In IDASA’s press release, Kondwani Chirambo, who manages IDASA’s Governance and AIDS Program noted:
“Our findings show that there has been a sharp rise in the number of elected leaders that have died prematurely of illness in a number of countries” says Kondwani Chirambo who manages Idasa’s Governance and AIDS Programme. “There is no evidence that AIDS is the cause of every single death but if you compare the trends before the onset of the pandemic and after, we do see that patterns of death mimic the mortality pattern of the general population. From that it can be inferred that HIV/AIDS has been a factor in those deaths.”
Although this conference seemed to be focused on AIDS-related deaths of elected officials as a destabilizing factor in democracy (which is something to be concerned about), I would also offer that the high mortality rates of the population in general also cause political/social/economic instability. If people in their most productive years (20’s to 50’s) are the people who are dying from AIDS, you lose not only elected officials, but people to carry out virtually every other role in the economy and in the society as a whole. How do you create, develop, and maintain any kind of infrastructure of institutions? Who builds roads? Who teaches schools? Who farms?
Historians are also beginning to grow interested in the political and social instability cause by other pandemics, like the Bubonic Plague aka The Black Death. Samuel K. Cohn. Jr, a historian at the University of Glascow wrote in the American Historical Review
“HIV/AIDS and the threat of biological warfare have refueled interest in the Black Death among professional historians, biologists, and the public, not only for assessing the toxic effects of the bacillus but for understanding the psychological and longer-term cultural consequences of mass death.”
In addition to HIV itself causing political instability, what about the instability that drives the epidemic? Environmental abuses that eventually create droughts and famine, World Bank/IMF policies that make domestically produced products more expensive than imported ones (impeding African nations ability to compete in the global market) forcing people to crowd under-resourced urban areas in search of work?

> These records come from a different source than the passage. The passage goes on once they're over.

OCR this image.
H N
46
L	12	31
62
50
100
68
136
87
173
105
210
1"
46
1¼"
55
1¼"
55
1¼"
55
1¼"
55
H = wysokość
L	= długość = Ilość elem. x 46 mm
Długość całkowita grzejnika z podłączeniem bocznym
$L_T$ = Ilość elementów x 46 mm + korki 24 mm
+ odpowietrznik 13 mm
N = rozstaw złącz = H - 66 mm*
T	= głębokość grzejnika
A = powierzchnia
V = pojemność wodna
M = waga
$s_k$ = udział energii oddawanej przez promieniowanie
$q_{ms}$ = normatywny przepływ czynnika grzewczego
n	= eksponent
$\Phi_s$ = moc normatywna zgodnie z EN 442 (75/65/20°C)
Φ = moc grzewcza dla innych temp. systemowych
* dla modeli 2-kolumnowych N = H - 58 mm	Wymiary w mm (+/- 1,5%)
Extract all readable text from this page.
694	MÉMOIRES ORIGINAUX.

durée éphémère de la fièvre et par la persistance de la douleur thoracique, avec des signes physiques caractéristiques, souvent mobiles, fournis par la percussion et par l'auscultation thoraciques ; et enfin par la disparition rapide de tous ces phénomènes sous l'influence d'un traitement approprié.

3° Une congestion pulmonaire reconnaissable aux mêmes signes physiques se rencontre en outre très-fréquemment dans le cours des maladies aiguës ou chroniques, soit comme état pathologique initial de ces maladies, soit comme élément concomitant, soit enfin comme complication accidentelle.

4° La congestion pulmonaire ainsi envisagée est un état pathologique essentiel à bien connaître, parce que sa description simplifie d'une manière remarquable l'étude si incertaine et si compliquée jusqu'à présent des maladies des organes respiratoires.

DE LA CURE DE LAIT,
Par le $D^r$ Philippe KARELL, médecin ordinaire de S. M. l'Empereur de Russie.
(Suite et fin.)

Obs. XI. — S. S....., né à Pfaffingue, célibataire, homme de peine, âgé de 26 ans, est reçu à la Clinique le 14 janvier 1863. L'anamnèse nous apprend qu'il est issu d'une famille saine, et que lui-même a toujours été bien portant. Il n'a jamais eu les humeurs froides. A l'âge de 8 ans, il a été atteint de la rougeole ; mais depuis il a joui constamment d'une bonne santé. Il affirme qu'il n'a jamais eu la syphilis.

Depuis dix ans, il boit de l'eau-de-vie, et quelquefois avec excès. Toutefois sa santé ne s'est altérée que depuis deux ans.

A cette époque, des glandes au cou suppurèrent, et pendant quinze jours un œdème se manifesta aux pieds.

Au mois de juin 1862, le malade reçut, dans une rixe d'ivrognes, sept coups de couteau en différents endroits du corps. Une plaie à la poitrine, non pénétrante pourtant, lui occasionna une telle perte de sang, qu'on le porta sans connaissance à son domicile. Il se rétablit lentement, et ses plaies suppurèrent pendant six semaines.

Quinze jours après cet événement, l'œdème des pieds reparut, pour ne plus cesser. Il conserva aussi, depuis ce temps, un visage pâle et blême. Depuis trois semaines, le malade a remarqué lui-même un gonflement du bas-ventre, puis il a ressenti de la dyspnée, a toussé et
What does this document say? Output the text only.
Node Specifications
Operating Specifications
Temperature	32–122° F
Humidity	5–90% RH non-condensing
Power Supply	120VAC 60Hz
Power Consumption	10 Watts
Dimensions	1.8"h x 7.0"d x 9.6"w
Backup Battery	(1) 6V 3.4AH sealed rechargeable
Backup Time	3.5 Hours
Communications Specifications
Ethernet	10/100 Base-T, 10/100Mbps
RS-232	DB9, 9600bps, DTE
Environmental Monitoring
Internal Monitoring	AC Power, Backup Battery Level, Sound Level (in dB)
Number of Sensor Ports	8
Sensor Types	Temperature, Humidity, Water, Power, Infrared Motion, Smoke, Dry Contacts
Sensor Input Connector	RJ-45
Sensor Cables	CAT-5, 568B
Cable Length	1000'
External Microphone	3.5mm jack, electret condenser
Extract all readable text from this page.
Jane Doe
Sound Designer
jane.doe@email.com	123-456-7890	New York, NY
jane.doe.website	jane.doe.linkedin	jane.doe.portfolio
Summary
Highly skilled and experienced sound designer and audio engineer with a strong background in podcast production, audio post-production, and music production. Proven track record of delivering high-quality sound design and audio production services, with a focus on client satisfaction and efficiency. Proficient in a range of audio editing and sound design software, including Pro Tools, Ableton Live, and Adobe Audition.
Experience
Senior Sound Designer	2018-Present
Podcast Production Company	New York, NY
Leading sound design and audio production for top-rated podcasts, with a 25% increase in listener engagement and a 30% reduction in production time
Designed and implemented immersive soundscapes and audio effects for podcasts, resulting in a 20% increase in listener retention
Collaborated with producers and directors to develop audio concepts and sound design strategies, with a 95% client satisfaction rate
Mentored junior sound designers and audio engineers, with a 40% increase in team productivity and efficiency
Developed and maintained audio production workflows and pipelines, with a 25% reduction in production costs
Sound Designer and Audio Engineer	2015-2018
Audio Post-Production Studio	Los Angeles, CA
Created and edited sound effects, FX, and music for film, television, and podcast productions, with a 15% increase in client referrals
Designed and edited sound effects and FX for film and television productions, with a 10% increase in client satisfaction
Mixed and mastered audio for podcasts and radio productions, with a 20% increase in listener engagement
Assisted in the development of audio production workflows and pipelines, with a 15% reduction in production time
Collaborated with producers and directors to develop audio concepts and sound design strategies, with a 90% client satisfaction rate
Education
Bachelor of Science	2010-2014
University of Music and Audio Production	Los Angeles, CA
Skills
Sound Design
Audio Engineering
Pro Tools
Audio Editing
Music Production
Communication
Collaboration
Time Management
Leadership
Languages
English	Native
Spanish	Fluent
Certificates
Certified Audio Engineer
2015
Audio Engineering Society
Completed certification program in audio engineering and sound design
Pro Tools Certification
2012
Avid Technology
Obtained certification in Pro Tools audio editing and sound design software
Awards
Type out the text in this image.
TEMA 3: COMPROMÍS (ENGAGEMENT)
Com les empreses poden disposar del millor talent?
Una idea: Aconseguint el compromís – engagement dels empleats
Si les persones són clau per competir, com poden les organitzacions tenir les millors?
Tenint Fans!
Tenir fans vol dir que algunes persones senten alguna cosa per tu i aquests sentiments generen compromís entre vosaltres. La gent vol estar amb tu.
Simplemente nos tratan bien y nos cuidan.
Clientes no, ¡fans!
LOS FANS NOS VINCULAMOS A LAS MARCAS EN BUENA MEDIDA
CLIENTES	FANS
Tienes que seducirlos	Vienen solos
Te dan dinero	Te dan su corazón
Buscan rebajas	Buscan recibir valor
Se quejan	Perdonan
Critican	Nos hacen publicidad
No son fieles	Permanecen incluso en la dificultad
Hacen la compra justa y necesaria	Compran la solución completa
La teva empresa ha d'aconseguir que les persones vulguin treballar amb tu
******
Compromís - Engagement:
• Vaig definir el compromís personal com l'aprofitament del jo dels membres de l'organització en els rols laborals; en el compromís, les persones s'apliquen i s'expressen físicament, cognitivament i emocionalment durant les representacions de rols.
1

African nations that have asked not to be simply given anti-retrovirals, but to let them create industries to manufacture and distribute them locally? The list goes on…
In short, the problem of HIV’s impact on political instability in Africa is a much needed conversation. Not trying to tell folks what do do, but I will say that being solely concerned about staffing government positions does nothing to address the issues underlying widespread disease for the masses of Africans inflicted with the disease. Nor does filing those positions really and truly make for a “democratic” government—just as much corruption and malfeasance can exist at the government level where HIV is not a widespread concern among those seeking government office. One need not look past the United States for a relevant example.